The reason for why the statutory change isn’t retroactive was explained by the 3d DCA in Rose v. Sonson (a similar paternity case I reported on here):
“[o]nce a claim has been extinguished by the applicable statute of limitations, the claim cannot be revived because a constitutionally protected property right to be free from the claim has vested in the defendant.” Id. at 1210; see also Wiley v. Roof, 641 So.2d 66, 68 (Fla. 1994) (“Once the defense of the statute of limitations has accrued, it is protected as a property interest just as the plaintiff’s right to commence an action is a valid and protected property interest…. Florida’s statute of limitations, section 95.011, bars all action unless commenced within designated times…. Once an action is barred, a property right to be free from a claim has accrued.”).
In the linked-to-case above a woman (“Michel”) claiming to be the daughter of a man who died intestate filed a petition seeking a blood sample of the decedent for DNA testing, which she claimed would establish he was her father. The decedent’s sister (“Robinson”) objected. The probate judge granted the request for DNA testing to establish paternity,
reasoning that “if there is a DNA sample that could scientifically establish whether or not John Robinson is the father, it would be … an extreme injustice for this not to occur.” The probate court emphasized that it was a court of equity …

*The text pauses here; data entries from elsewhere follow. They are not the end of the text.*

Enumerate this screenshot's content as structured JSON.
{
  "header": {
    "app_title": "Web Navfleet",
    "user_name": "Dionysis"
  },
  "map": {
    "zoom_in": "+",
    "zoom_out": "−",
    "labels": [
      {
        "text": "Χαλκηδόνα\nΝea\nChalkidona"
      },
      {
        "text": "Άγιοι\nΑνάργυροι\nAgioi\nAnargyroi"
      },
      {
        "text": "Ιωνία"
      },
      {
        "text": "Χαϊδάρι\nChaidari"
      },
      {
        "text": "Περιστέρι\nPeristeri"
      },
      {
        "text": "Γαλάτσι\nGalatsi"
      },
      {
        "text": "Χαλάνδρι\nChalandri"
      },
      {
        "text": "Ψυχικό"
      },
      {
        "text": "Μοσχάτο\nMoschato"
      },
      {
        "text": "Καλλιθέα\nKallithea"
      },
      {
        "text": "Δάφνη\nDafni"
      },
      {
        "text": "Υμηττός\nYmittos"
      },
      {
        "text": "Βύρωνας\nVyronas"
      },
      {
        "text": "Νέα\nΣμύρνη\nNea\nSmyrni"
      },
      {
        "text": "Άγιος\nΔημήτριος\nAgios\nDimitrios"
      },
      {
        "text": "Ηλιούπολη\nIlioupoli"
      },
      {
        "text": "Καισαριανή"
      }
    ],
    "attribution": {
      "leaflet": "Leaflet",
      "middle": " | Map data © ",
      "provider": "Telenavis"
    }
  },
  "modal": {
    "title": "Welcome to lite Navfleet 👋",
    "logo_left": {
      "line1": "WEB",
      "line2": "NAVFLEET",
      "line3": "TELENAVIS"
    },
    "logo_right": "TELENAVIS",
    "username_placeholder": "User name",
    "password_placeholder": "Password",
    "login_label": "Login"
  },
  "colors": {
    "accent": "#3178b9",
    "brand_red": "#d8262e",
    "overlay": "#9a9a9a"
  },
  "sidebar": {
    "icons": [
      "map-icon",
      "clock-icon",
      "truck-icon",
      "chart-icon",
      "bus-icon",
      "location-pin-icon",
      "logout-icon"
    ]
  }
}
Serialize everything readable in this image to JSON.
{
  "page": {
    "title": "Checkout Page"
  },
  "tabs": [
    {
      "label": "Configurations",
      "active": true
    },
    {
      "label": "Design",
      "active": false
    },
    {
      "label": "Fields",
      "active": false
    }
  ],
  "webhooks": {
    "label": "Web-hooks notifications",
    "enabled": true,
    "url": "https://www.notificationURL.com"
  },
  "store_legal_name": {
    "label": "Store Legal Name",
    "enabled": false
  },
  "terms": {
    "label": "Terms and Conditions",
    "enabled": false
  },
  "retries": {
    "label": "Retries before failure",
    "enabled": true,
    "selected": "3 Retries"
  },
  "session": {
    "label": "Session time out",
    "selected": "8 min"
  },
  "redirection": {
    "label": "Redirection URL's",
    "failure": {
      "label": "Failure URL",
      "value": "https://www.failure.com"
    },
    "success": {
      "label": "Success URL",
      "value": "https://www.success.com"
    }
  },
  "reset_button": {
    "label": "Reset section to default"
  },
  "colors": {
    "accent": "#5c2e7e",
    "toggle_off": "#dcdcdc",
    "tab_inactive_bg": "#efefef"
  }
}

One of the hardest lessons you learn over time as a practicing attorney is that just because an outcome seems unfair, doesn’t make it legally wrong. Justice Holmes is said to have once quipped that “This is a court of law, young man, not a court of justice.” And he was right.
But we’re all human (including judges), and the “unfair” consequences of random events beyond anyone’s control (such as, what age you happen to have been in 2009) can be awfully hard to ignore. So can a probate judge’s “equitable” powers be used to get around the law on the books, especially if that law isn’t particularly equitable to the person standing before the judge? Nope. So saith the 3d DCA:
Michel maintains that the probate court sits in equity and must do what is equitable. She argues that because Robinson raised the issue that she is not the decedent’s daughter, she should be given every opportunity to prove the opposite. While we are sympathetic to Michel’s argument, the probate court erred on rehearing when it invoked equity as a basis to ignore the statute of limitations and this court’s precedents of Rose and Dixon. As the Florida Supreme Court has explained:
[W]e cannot agree that courts of equity have any right or power under the law of Florida to issue such order it considers to be in the best interest of ‘social justice’ at the particular moment without regard to established law. This court has no authority to change the law simply because the law seems to us to be inadequate in some particular case.
Flagler v. Flagler, 94 So. 2d 592, 594 (Fla. 1957) (en banc). Where the legislature has provided “a plain and unambiguous statutory procedure … courts are not free to deviate from that process absent express authority.” Oreal v. Steven Kwartin, P.A., 189 So. 3d 964, 967 (Fla. 4th DCA 2016) (quoting Pineda v. Wells Fargo Bank, N.A., 143 So. 3d 1008, 1011 (Fla. 3d DCA 2014)).